Lo que llamamos tiempo se hace real sólo en el presente; este viene a ser como un punto matemático, que, en su progresivo desplazarse, va construyendo lo que llamamos el futuro. Por eso es preciso vivir el presente con toda hondura, intensidad y responsabilidad; no sólo en lo pequeño y cotidiano, sino cuando hablamos de construir una nueva sociedad, como convivencia correspondiente a dignidad del hombre y sus derechos y deberes fundamentales. Esa sociedad se hace real sólo y desde el actual obrar, positivo y solidario, y en el ámbito concreto, menudo o grande en que nos encontramos; de otro modo se quedará en simple fantasía e idealidad. Hay un refrán alemán que suena así: “Mañana, mañana, no hoy, dice toda la gente floja”.
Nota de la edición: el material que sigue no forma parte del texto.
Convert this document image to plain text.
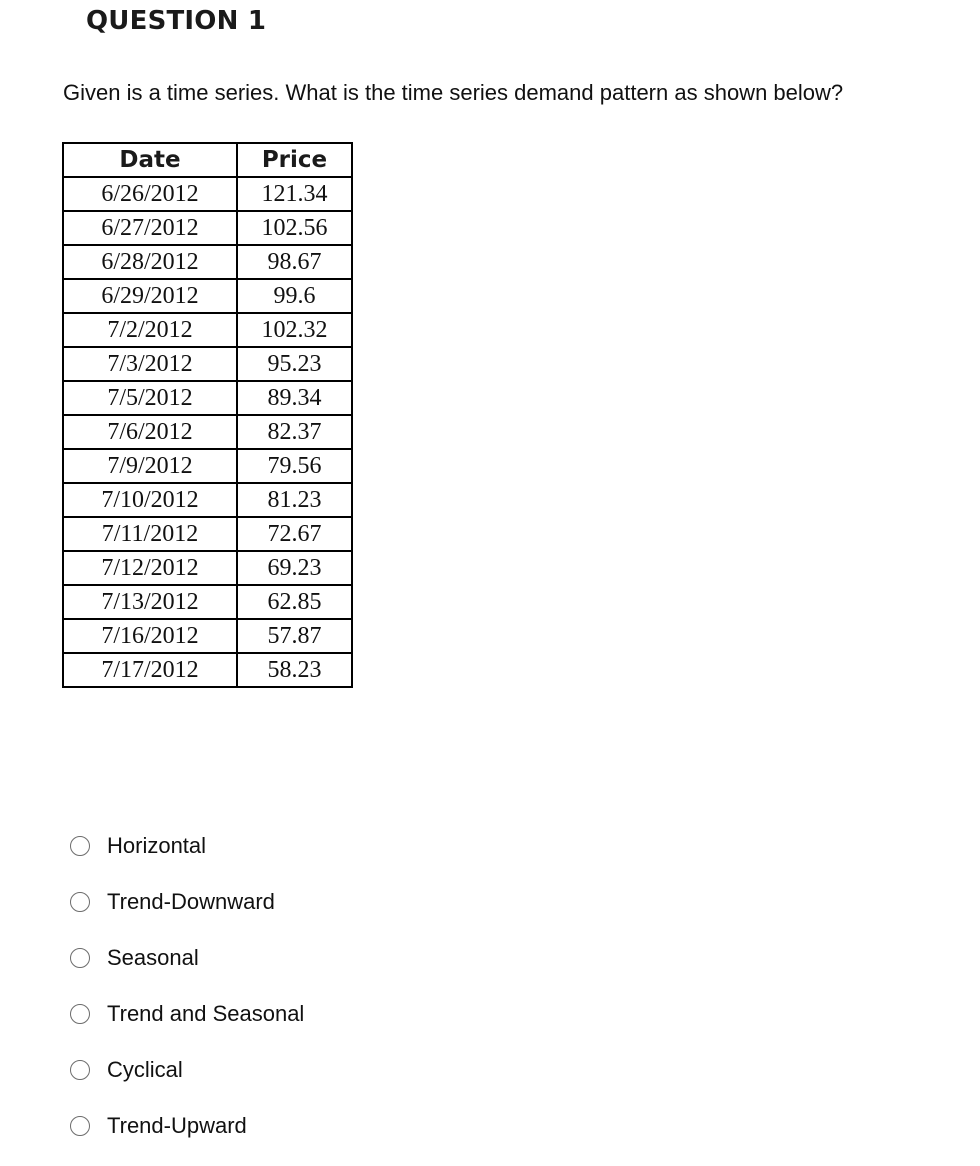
QUESTION 1
Given is a time series. What is the time series demand pattern as shown below?
Date	Price
6/26/2012	121.34
6/27/2012	102.56
6/28/2012	98.67
6/29/2012	99.6
7/2/2012	102.32
7/3/2012	95.23
7/5/2012	89.34
7/6/2012	82.37
7/9/2012	79.56
7/10/2012	81.23
7/11/2012	72.67
7/12/2012	69.23
7/13/2012	62.85
7/16/2012	57.87
7/17/2012	58.23
Horizontal
Trend-Downward
Seasonal
Trend and Seasonal
Cyclical
Trend-Upward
Esta afirmación de lo presente como marco de la praxis y única realidad disponible no significa que la previsión y la planificación no son indispensables. El ser humano ha sido creado como ser para progresar, proyectar, renovarse e innovar; volar alto y lejos. El simple animal, al contrario, ha permanecido en cuevas sin construir ciudades. Lo que se quiere subrayar con todo esto es que el cambio comienza en el aquí y ahora o nunca cristalizará. El que quiere el fin (intención) pone los medios (realidad concreta).
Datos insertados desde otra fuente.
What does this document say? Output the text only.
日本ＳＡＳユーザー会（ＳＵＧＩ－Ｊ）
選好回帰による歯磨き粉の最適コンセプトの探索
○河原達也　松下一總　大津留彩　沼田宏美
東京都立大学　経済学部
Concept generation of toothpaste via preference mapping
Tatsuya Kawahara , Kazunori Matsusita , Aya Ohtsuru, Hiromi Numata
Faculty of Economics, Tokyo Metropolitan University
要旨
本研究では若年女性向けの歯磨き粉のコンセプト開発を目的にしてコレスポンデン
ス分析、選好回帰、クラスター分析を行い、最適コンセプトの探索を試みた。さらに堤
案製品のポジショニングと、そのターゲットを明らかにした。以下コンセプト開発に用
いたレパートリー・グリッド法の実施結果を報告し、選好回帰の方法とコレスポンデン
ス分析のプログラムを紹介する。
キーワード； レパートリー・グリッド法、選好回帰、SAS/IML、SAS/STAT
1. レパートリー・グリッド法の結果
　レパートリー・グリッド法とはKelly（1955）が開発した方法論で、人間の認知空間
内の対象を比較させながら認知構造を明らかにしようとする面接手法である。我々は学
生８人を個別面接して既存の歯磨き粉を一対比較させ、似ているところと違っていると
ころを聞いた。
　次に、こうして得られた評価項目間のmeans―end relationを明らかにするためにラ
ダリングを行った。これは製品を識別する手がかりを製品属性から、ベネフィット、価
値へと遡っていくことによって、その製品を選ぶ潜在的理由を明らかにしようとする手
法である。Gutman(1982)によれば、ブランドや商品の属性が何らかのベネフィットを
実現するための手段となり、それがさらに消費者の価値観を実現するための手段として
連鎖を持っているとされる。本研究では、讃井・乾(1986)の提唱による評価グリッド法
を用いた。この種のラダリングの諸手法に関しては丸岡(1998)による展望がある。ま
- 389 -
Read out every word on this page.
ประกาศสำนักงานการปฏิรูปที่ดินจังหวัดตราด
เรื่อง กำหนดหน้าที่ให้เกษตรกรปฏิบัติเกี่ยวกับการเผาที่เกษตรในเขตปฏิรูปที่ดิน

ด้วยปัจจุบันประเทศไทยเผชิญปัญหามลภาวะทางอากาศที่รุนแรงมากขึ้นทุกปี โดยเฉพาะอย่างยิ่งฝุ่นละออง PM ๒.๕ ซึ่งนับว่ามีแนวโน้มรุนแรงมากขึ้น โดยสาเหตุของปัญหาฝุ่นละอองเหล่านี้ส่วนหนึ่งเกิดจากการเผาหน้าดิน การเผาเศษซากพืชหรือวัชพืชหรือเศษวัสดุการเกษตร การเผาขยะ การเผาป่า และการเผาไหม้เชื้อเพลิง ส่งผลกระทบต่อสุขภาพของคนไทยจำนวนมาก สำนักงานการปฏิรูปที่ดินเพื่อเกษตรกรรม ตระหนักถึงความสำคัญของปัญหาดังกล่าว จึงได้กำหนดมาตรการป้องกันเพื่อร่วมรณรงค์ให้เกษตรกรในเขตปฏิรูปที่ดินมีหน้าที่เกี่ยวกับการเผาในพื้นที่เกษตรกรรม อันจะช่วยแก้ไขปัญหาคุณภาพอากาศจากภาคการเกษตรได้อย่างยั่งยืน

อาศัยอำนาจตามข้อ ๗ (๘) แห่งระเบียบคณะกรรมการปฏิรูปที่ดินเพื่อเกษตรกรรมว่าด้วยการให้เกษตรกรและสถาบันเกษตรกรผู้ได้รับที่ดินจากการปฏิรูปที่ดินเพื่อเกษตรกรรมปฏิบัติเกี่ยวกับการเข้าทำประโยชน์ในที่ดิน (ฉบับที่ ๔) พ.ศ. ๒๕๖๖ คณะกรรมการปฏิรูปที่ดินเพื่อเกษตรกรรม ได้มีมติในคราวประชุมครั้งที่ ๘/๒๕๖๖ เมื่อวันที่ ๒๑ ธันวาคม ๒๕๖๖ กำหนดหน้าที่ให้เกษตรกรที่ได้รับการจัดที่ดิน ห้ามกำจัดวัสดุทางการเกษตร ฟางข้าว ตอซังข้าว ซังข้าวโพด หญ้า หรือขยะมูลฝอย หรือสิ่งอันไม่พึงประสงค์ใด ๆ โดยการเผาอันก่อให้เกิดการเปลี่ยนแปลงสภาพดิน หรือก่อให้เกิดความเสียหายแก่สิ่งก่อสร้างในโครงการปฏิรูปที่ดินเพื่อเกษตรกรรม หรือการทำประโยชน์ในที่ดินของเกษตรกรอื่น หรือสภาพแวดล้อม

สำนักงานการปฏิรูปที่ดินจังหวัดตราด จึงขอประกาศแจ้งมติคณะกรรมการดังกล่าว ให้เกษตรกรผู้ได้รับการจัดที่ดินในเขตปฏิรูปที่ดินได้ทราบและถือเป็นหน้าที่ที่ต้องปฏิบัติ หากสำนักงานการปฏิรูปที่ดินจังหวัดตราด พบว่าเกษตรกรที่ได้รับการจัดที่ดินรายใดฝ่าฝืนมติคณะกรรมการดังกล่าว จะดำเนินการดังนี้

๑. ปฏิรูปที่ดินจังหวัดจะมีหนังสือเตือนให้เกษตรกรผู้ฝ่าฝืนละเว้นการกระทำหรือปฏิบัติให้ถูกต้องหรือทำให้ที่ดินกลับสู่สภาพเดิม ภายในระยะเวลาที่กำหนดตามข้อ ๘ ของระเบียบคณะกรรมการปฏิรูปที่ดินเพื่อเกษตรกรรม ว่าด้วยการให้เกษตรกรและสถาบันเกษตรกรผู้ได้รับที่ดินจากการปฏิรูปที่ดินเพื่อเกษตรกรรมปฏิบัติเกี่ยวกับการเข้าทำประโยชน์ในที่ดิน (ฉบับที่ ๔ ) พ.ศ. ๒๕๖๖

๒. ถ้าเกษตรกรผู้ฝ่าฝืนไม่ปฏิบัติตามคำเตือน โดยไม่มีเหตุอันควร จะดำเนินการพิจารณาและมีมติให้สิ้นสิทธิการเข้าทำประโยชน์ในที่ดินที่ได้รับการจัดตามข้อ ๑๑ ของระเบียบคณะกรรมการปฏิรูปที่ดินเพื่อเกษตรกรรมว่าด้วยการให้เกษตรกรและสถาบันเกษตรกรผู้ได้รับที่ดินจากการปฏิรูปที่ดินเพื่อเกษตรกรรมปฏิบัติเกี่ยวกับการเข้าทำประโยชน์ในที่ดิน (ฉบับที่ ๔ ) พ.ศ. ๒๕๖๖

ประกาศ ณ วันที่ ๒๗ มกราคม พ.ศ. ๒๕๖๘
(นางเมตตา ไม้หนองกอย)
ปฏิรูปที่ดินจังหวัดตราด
Hay una exhortación de Jesús, que resulta muy iluminadora y se ha de entender como antídoto contra el dejarse devorar por la angustia ante lo mentalmente anticipado, sin acometer lo actualmente debido: “No andéis, pues, preocupados, diciendo: ¿Qué vamos a comer? (…) pues ya sabe vuestro Padre celestial que tenéis necesidad de todo eso. Buscad primero el Reino y su justicia, y todas esas cosas se os darán por añadidura. Así que no os preocupéis del mañana: el mañana se preocupará de sí mismo. Cada día tiene bastante con su propio mal” (Mt 7, 31-34). 7, 33). Del mismo Señor es la parábola del “rico necio” (Lc 12, 16-21). Éste, habiendo obtenido una gran cosecha proyectó ampliar sus graneros para almacenarla y poder decirse: “tienes muchos bienes guardados para muchos años. Descansa, come, bebe y alégrate”. Pero Dios le dijo: Necio, esta noche te reclamarán tu alma”.
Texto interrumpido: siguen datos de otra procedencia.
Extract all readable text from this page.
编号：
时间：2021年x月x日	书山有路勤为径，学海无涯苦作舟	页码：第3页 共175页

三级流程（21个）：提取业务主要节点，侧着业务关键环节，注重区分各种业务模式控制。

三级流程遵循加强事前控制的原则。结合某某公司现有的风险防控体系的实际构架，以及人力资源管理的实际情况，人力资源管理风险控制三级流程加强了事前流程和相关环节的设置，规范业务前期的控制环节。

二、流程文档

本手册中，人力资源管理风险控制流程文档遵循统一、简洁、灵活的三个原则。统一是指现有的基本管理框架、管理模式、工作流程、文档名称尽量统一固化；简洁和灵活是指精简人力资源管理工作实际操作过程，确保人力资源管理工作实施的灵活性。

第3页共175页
El presente es el momento de la decisión, de la opción, de la praxis, que concreta la obediencia a Dios y el servicio al prójimo, es decir, del cumplimiento del mandato principal, el amor. Una vieja sentencia advierte: “No dejes para mañana lo que puedes hacer hoy”. Se dice que los que no quieren adelgazar mudan siempre su ayuno para la próxima semana.
Sólo en el presente se demuestra la autenticidad de la fe y de las convicciones. No se es justo y recto por lo que se hizo, o por lo que se desea ser, sino por lo que aquí y ahora se está siendo. En el presente se juega el futuro, lo definitivo, el cual para el creyente consiste también y sobre todo en la vida eterna. Se ha de enfrentar y aprovechar el aquí y ahora, pues, con toda intensidad y profundidad.